New Delhi: India and Nepal could sign two economic pacts and an agreement for a $250 million (Rs 1,243 crore) line of credit for Kathmandu during Prime Minister Baburam Bhattarai’s 20-23 October visit to India, two people familiar with the development said.

Bhattarai, Nepal’s second Maoist Prime Minister and fourth overall in as many years, arrived in New Delhi on Thursday. This is his first visit abroad.

Strengthening ties: Nepal Prime Minister Baburam Bhattarai. BY Vipin Kumar/Hindustan Times

“Personally, my focus will be to foster closer development partnership with India. The new paradigm of Indo-Nepal relations will be to foster development partnership," Bhattarai said.

India and Nepal are close to concluding a bilateral investment protection agreement and an avoidance of double taxation agreement, said one of the persons cited above, asking not to be identified.

“They could be signed tomorrow (Friday)," he said, adding that the two agreements could boost Indian investment in the Himalayan country. India is Nepal’s largest trade partner and source of foreign investment and tourists, according to the Indian foreign ministry. Indian investments, amounting to 1,586 crore with 462 foreign direct investment projects, account for 44% of foreign investments in Nepal.

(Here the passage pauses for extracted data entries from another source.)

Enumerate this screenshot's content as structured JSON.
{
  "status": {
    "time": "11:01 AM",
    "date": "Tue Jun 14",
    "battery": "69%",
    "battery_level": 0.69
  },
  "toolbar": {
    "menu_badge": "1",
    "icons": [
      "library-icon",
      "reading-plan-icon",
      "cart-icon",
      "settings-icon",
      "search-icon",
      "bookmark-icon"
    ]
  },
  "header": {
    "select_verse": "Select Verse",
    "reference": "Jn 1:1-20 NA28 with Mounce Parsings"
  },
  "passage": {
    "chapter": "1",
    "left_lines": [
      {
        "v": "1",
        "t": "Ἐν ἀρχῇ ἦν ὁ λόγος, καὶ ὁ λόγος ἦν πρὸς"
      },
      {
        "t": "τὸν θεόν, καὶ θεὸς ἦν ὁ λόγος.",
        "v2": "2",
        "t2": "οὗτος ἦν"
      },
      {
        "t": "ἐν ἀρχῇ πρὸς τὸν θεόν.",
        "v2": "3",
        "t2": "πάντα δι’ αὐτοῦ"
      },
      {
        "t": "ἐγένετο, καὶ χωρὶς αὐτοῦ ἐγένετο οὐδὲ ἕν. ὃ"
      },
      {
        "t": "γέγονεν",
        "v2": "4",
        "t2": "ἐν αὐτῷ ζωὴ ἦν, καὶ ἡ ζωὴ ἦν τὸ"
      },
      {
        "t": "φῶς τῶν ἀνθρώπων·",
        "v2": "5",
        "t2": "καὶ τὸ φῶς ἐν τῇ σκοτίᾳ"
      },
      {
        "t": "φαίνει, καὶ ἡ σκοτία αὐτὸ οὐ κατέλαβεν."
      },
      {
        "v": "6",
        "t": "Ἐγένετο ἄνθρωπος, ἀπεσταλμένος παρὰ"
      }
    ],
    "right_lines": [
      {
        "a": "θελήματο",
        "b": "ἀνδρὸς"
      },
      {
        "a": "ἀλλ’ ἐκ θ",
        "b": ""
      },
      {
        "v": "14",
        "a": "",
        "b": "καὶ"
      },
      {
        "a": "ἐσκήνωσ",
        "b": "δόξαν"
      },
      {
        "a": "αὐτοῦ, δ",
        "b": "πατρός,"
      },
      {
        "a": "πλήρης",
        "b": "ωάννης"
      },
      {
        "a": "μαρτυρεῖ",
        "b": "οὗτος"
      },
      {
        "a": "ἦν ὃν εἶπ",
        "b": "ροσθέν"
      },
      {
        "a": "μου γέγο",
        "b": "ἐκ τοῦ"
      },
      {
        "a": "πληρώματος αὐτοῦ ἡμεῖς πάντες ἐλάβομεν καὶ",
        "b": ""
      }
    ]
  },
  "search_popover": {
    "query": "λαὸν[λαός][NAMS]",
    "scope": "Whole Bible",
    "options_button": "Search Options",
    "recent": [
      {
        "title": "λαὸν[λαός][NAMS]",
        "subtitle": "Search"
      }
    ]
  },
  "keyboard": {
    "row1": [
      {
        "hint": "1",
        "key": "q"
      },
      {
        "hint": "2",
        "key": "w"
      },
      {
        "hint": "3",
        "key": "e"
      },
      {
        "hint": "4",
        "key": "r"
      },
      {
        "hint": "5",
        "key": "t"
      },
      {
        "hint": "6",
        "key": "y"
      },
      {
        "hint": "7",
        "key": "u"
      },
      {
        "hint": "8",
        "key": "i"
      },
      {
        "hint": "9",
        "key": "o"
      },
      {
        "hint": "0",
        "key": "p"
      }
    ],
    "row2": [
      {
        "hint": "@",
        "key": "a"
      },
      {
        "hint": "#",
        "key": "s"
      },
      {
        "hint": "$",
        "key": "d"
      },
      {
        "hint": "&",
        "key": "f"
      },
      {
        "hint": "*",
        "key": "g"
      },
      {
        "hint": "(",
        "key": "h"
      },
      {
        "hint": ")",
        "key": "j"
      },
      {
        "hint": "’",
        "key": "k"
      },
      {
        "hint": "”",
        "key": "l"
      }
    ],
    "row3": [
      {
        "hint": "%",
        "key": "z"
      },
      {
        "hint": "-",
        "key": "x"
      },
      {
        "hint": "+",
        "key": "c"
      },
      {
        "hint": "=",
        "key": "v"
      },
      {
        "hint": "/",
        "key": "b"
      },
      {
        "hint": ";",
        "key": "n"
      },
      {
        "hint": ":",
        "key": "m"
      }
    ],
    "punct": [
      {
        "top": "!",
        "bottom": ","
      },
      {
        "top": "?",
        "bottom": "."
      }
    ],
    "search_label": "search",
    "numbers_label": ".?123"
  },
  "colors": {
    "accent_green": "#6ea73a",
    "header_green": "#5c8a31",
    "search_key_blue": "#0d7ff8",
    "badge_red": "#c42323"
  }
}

“Bilateral trade between India and Nepal has increased substantially since the signing of the trade treaty in 1996 and received further impetus after the signing of the revised trade treaty in 2009, which has provisions that allow Nepal greater access to the Indian market," the Indian foreign ministry said on its website.

Provisional trade figures for 2010-11 show that Nepal’s bilateral trade with India stood at 16,129.7 crore, which accounted for 58.7% of Nepal’s total external trade, the ministry data said.

India could extend Nepal a $250 million line of credit for development activities in a country still dealing with the aftereffects of a decade-old civil war that ended in 2006, said the second person cited above, who also requested anonymity.

In 2008, Nepal abolished its two-centuries-old monarchy and declared itself a republic. But the country has not been able to draft a constitution and is still grappling with the question of integrating 19,000 former rebel Maoist fighters into a reluctant Nepalese army.

At a function in New Delhi soon after his arrival, Bhattarai said one of the challenges he and his party faced was to usher in real and participative democracy that will allow people to participate in the decision-making process. “So this is a big challenge for us," Bhattarai said.